After the shopping incident I did a bit of research and discovered that I’m actually in the majority!
According to the National Center for Health Statistics, the average woman’s height is 5’4”. Some estimates suggest that there are approximately 100 million petite women in the United States that are categorized as “fit, curvy and plus-sized”! Another shocker I discovered is that the fashion industry-preferred standard size of women at 5’9” and taller only represent 3 percent of women.
And, according to analysts, petites are a $9 billion industry. So, why do I often come home after a weekend of shopping feeling vexed, disrespected and downright disappointed? The fact is that retailers haven’t caught up with this new reality and that tradition, inertia and lack of consumer organizing all play a role.

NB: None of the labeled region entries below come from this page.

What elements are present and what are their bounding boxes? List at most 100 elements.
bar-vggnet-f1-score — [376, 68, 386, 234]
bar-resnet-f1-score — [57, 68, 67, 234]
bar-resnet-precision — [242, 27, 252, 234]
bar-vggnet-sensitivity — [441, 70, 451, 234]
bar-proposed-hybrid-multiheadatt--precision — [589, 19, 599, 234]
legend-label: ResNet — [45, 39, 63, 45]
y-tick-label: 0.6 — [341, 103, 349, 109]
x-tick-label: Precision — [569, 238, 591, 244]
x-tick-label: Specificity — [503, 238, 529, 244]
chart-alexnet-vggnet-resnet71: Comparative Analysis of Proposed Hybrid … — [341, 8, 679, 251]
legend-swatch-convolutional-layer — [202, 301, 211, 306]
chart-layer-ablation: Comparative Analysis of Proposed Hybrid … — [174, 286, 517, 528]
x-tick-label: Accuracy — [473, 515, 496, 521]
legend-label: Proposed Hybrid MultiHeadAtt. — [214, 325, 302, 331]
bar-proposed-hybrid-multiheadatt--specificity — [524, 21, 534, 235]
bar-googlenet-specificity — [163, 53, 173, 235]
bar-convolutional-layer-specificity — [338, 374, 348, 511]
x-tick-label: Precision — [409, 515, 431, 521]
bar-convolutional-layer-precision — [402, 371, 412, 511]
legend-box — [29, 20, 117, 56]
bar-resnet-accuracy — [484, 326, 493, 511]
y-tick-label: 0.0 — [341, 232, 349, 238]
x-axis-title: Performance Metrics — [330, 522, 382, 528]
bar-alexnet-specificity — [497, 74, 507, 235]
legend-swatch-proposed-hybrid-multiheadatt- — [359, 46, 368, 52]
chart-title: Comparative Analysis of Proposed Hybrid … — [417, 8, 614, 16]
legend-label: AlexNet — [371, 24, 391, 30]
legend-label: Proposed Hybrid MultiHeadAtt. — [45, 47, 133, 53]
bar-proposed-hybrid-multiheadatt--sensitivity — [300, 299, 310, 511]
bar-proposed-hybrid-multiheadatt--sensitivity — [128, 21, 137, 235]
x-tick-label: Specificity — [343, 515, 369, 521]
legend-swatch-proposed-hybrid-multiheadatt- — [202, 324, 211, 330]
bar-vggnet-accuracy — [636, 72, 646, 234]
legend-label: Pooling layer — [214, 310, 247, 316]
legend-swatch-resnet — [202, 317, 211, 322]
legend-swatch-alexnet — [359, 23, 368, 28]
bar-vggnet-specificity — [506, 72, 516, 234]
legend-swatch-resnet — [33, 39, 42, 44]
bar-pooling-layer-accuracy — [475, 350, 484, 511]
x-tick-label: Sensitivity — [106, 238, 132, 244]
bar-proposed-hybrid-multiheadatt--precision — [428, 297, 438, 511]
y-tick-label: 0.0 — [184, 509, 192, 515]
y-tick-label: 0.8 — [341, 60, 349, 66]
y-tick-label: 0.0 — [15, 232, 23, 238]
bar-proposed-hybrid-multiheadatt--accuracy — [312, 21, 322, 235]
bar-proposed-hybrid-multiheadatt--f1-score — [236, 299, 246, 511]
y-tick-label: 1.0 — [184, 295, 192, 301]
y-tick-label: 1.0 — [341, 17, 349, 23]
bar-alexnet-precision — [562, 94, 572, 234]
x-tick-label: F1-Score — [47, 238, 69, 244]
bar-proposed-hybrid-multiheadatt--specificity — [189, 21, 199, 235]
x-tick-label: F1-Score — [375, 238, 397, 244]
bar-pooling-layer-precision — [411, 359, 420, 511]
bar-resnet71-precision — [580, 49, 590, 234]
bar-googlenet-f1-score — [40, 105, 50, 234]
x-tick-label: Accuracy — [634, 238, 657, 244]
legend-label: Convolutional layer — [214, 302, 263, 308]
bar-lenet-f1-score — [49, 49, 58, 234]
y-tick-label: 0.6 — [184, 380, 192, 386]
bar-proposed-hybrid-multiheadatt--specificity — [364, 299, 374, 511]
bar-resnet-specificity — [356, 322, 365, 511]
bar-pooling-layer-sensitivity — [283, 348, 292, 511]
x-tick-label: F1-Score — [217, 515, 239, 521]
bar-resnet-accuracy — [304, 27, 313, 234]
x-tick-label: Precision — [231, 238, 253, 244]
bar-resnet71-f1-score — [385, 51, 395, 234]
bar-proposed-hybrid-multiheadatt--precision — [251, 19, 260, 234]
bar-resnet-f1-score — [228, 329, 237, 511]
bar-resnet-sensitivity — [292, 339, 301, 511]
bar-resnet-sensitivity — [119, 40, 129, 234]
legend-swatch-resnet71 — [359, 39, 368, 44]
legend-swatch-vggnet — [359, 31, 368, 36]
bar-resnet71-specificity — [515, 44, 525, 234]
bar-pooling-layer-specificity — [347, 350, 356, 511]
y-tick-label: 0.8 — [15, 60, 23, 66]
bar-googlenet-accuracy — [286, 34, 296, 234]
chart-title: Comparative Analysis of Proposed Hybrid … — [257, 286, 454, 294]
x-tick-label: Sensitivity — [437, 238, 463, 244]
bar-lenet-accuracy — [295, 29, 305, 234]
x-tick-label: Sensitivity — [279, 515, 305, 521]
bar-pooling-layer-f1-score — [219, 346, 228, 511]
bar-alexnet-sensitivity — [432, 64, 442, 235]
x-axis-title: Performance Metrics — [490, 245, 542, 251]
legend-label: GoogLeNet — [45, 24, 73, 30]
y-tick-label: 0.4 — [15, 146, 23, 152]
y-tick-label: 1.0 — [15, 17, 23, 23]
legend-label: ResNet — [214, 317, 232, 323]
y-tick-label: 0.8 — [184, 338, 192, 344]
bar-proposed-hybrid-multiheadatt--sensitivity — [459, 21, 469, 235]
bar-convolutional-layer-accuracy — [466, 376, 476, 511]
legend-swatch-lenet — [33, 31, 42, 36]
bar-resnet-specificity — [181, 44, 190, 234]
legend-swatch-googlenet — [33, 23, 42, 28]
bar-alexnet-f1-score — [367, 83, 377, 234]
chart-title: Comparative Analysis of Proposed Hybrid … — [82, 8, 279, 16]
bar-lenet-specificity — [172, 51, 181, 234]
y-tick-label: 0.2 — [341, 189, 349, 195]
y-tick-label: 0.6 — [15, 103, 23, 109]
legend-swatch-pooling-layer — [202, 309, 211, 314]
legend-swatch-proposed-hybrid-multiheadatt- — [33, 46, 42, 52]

There is a glimmer of hope as several new online sites feature designers offering limited lines for petites. Also there is the lifesaver petitefashionista.com that provides up-to-date links to name-brand designers and stores that sell petite clothes. But this is just a drop in the bucket and does nothing to combat the lack of equity of representation in major department stores. Several years ago Neiman Marcus, Saks Fifth Avenue and Bloomingdale’s all made news when they downsized their petite departments.
I know the retailers have been in the “big girl” pride moment for the last decade, focusing on the plus-size market, and that’s great. Monique, Star Jones, and Ricki Lake, you go girls. But, where’s our contests, catalogs, or dare even I say magazines? As a girl I use to dream of entering the Miss Petite America pageant (yes there was such a contest, you had to be 5’ 4” and under to compete in it).
Retailers and pageant hosts, where’s the love?
Maybe petite women need our own reality show to get noticed, a hybrid of “What Not to Wear” meets “Survivor” where fashion designers are brought to an island and forced to come up with stylish lines of clothing with nary a ruffle or piece of appliqued fruit in sight. Or, maybe the trick is to get a hip-hop song promoting our needs.
If pop culture is not the way then effective organizing might be the key. I’ve been thinking about the following: Petites United for Fashion. So, the acronym would be PUFF, probably too cutesy – but it’s a start. Our chant would be, we’re here, we’re petite – dress us!